Proving $(\bigcup F)\setminus (\bigcup G)\subseteq \bigcup (F\setminus G)$ Suppose $F$ and $G$ are families of sets. Suppose $x$ is an arbitrary element of $(\bigcup F)\setminus (\bigcup G)$. 
It follows that $x\in \bigcup F$ and $x\not \in \bigcup G$. 
Since x∈∪F, therefore there exists A∈F such that x∈A. (1) 
Since x∉∪G, x can not be an element of any set in G. 
Since x∈A, so A∉G. 
Since A∈F and A∉G, so A∈F\G. 
Since x∈A and A∈F\G, therefore x∈∪(F\G). 

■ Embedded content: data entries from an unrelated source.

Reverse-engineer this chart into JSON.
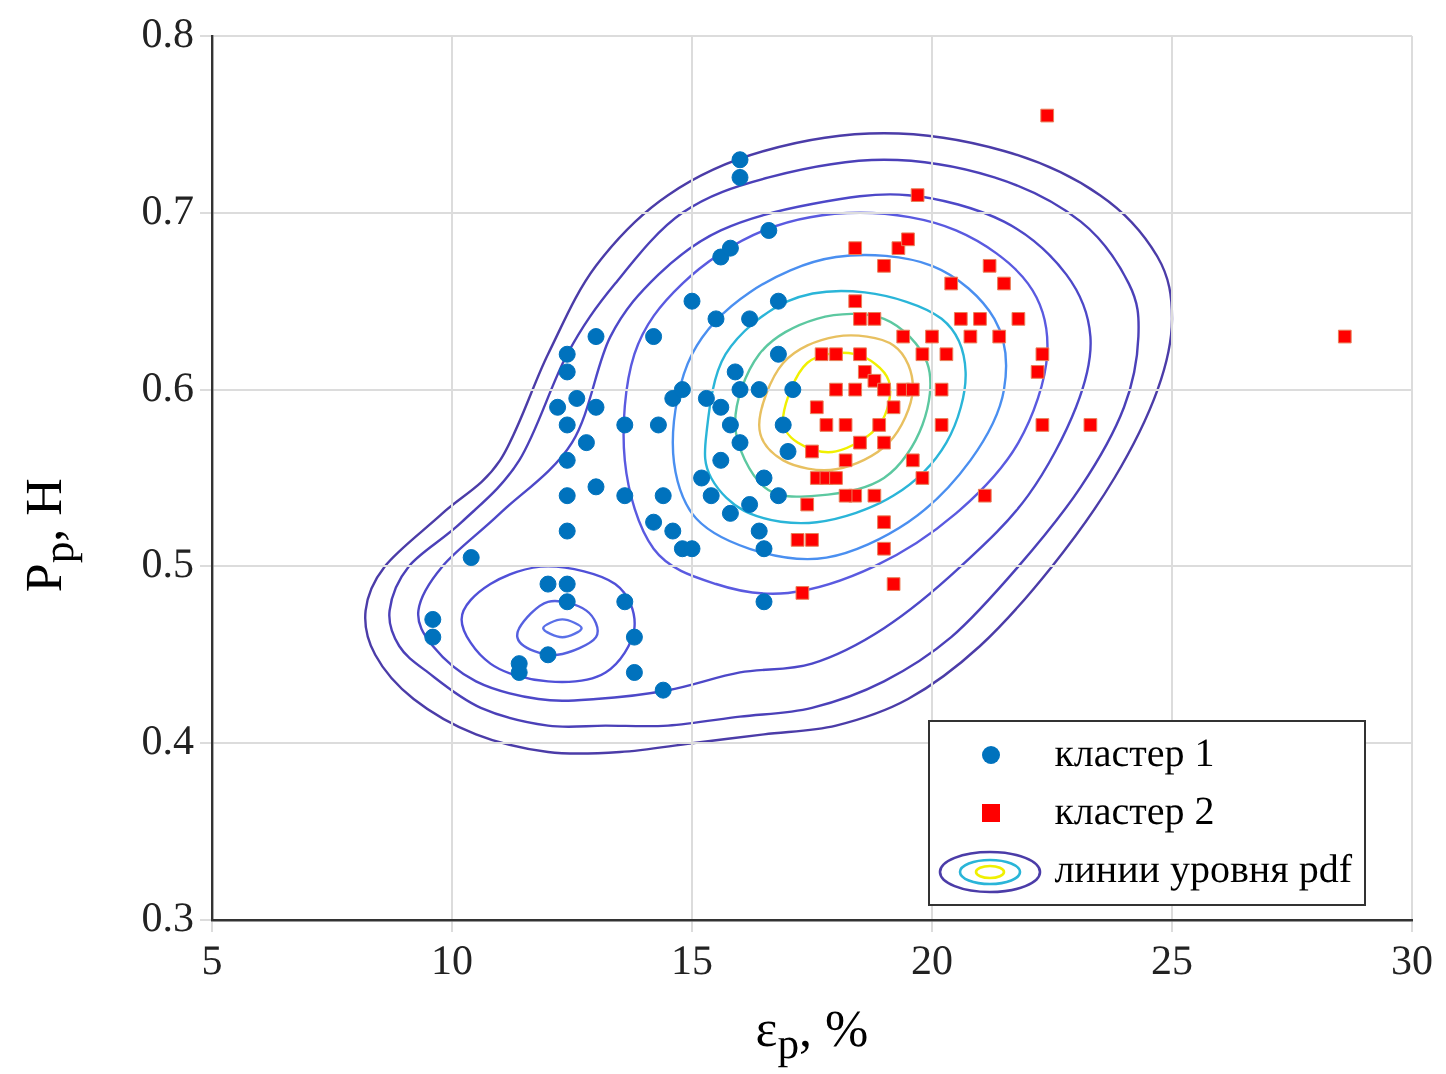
{
  "chart_data": {
    "type": "scatter",
    "xlabel": "ε$_{p}$, %",
    "ylabel": "P$_{p}$, H",
    "xlim": [
      5,
      30
    ],
    "xticks": [
      5,
      10,
      15,
      20,
      25,
      30
    ],
    "ylim": [
      0.3,
      0.8
    ],
    "yticks": [
      0.3,
      0.4,
      0.5,
      0.6,
      0.7,
      0.8
    ],
    "grid": true,
    "legend": "bottom right",
    "annotations": [
      "линии уровня pdf"
    ],
    "series": [
      {
        "type": "scatter",
        "name": "кластер 1",
        "color": "#0072bd",
        "marker": "circle",
        "x": [
          9.6,
          9.6,
          10.4,
          11.4,
          11.4,
          12,
          12,
          12.4,
          12.4,
          12.4,
          12.4,
          12.2,
          12.4,
          12.4,
          12.4,
          12.4,
          12.6,
          12.8,
          13,
          13,
          13,
          13.6,
          13.6,
          13.8,
          13.8,
          13.6,
          14.2,
          14.4,
          14.3,
          14.4,
          14.2,
          14.6,
          14.8,
          15,
          15,
          14.6,
          14.8,
          15.2,
          15.3,
          15.5,
          15.6,
          15.8,
          16,
          16,
          15.6,
          15.8,
          15.4,
          15.6,
          16,
          16,
          16.2,
          16.4,
          16.5,
          16.5,
          16.5,
          16.6,
          16.8,
          16.8,
          16.9,
          17.1,
          16.4,
          16.2,
          15.8,
          16.8,
          15.9,
          17
        ],
        "values": [
          0.47,
          0.46,
          0.505,
          0.445,
          0.44,
          0.49,
          0.45,
          0.49,
          0.48,
          0.62,
          0.61,
          0.59,
          0.58,
          0.56,
          0.54,
          0.52,
          0.595,
          0.57,
          0.63,
          0.59,
          0.545,
          0.58,
          0.54,
          0.46,
          0.44,
          0.48,
          0.63,
          0.43,
          0.58,
          0.54,
          0.525,
          0.52,
          0.51,
          0.51,
          0.65,
          0.595,
          0.6,
          0.55,
          0.595,
          0.64,
          0.675,
          0.68,
          0.73,
          0.72,
          0.59,
          0.58,
          0.54,
          0.56,
          0.6,
          0.57,
          0.64,
          0.6,
          0.55,
          0.48,
          0.51,
          0.69,
          0.65,
          0.62,
          0.58,
          0.6,
          0.52,
          0.535,
          0.53,
          0.54,
          0.61,
          0.565
        ]
      },
      {
        "type": "scatter",
        "name": "кластер 2",
        "color": "#ff0000",
        "marker": "square",
        "x": [
          17.3,
          17.2,
          17.5,
          17.4,
          17.6,
          17.8,
          17.5,
          18,
          18.2,
          17.6,
          17.8,
          18,
          18,
          17.7,
          18.4,
          18.5,
          18.6,
          18.8,
          18.9,
          18.5,
          19,
          18.8,
          19,
          19,
          19.2,
          18.4,
          18.2,
          18.4,
          18.4,
          18.5,
          18.8,
          19,
          19.3,
          19.5,
          19.7,
          19.4,
          19.2,
          19.6,
          19.8,
          19.4,
          19.8,
          19.6,
          20,
          20.2,
          20.3,
          20.4,
          20.6,
          20.8,
          21.2,
          21.5,
          21.4,
          21,
          21.8,
          22.2,
          22.3,
          22.3,
          21.1,
          22.4,
          23.3,
          28.6,
          20.2,
          19,
          18.2
        ],
        "values": [
          0.485,
          0.515,
          0.515,
          0.535,
          0.55,
          0.55,
          0.565,
          0.55,
          0.56,
          0.59,
          0.58,
          0.6,
          0.62,
          0.62,
          0.6,
          0.62,
          0.61,
          0.605,
          0.58,
          0.57,
          0.57,
          0.54,
          0.525,
          0.51,
          0.49,
          0.54,
          0.54,
          0.68,
          0.65,
          0.64,
          0.64,
          0.67,
          0.68,
          0.685,
          0.71,
          0.6,
          0.59,
          0.6,
          0.62,
          0.63,
          0.55,
          0.56,
          0.63,
          0.6,
          0.62,
          0.66,
          0.64,
          0.63,
          0.67,
          0.66,
          0.63,
          0.64,
          0.64,
          0.61,
          0.62,
          0.58,
          0.54,
          0.755,
          0.58,
          0.63,
          0.58,
          0.6,
          0.58
        ]
      }
    ]
  }
}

Since x is arbitrary, we can conclude that (∪F)\(∪G)⊆∪(F\G).
Above is my initial attempt on proving it. But starting from (1), I think I have made a mistake. Since the $x$ mentioned above is not an arbitrary element of the chosen $A\in F$, we cannot straightforward conclude that $A\not \in G$ since $x$ is only an arbitrary element of $\left(\bigcup F\right)\setminus \left(\bigcup G\right)$. Perhaps there exists some element in $A$ which is an element of some set in $G$. I am stuck here; I have absolutely no idea about solving it. Please help. Thanks in advance.
 A: Just for fun, here is your own correct proof in a calculational format.  This makes the $\bigcup$- quantifications explicit, which prevents mistakes.
For every $\;x\;$,
\begin{align}
& x \in (\bigcup F) \setminus (\bigcup G) \\
\equiv & \qquad \text{"definition of $\;\setminus\;$"} \\
& x \in \bigcup F \;\land\; x \not\in \bigcup G \\
\equiv & \qquad \text{"definition of $\;\bigcup\;$, twice"} \\
& \langle \exists A : x \in A : A \in F \rangle \;\land\; \lnot \langle \exists A : x \in A : A \in G \rangle \\
\equiv & \qquad \text{"logic: DeMorgan on right hand side"} \\
& \langle \exists A : x \in A : A \in F \rangle \;\land\; \langle \forall A : x \in A : A \not\in G \rangle \\
\equiv & \qquad \text{"logic: use right hand side in left hand side quantification"} \\
& \langle \exists A : x \in A : A \in F \land A \not\in G \rangle \;\land\; \langle \forall A : x \in A : A \not\in G \rangle \\
\Rightarrow & \qquad \text{"logic: weaken -- we don't need the right hand side anymore"} \\
& \langle \exists A : x \in A : A \in F \land A \not\in G \rangle \\
\equiv & \qquad \text{"definition of $\;\setminus\;$"} \\
& \langle \exists A : x \in A : A \in F \setminus G \rangle \\
\equiv & \qquad \text{"definition of $\;\bigcup\;$"} \\
& x \in \bigcup (F \setminus G) \\
\end{align}
From this the theorem follows by the definition of $\;\subseteq\;$.